Background:
Let $M$ be a smooth, Riemannian manifold with metric $g$ and dimension $n$. Let $R^a_{bcd}$ be the Riemann tensor with respect to the Levi-Civita connection for $g$.
Question:
Is there any rigorous result that gives a good intuitive sense of the meaning of the scalar curvature $R = R^{ab} R_{ab}$?
Discussion:
What I have in mind is something like the following:
For $n =2$, the volume of a geodesic ball of radius $\epsilon$ in $M$ is $\pi \epsilon^2 [1 - (R / 48) \epsilon ^2 + O(\epsilon^4) ]$. I may have the numerical factors wrong, but the point is this: $R$ tells you the difference between the volume of a geodesic ball and an ordinary Euclidean ball (for small radius). That's the kind of result I'm looking for.
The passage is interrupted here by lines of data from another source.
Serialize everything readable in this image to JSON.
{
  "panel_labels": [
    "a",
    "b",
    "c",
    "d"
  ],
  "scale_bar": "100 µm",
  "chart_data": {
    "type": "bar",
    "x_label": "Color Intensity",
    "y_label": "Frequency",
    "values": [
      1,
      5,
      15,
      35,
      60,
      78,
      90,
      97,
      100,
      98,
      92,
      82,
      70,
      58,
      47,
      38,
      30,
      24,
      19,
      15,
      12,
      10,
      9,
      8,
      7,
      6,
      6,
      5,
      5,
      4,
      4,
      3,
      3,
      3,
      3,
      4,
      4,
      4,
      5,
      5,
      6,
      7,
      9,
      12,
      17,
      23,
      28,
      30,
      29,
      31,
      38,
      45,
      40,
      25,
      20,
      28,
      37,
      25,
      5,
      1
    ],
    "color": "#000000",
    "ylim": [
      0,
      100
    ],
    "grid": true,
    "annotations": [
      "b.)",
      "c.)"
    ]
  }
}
My problem with this result is that it holds in normal geodesic coordinates but not in general coordinates. (Note that a choice of coordinates is necessary to define 'a geodesic ball of radius $\epsilon$'). If you know how to generalize this result to arbitrary coordinates, or you know another result that gives some intuition for $R$, please let me know.
Thanks for any help!
What you have mentioned for $n=2$ is in fact true for higher dimension too: Quoted from here, we know that the ratio of the $n$-dimensional volume of a ball of radius $\epsilon$ in the manifold $M$ to that of a corresponding ball in Euclidean space $\mathbb{R}^n$ is given by, for small $\epsilon$, $$\frac{\mbox{Vol}(B_\epsilon(p)\subset M)}{\mbox{Vol}(B_\epsilon(p)\subset\mathbb{R}^n)}=1-\frac{R}{6(n+2)}\epsilon^2+O(\epsilon^4).$$ (Therefore, you are right with the constant for the case when $n=2$).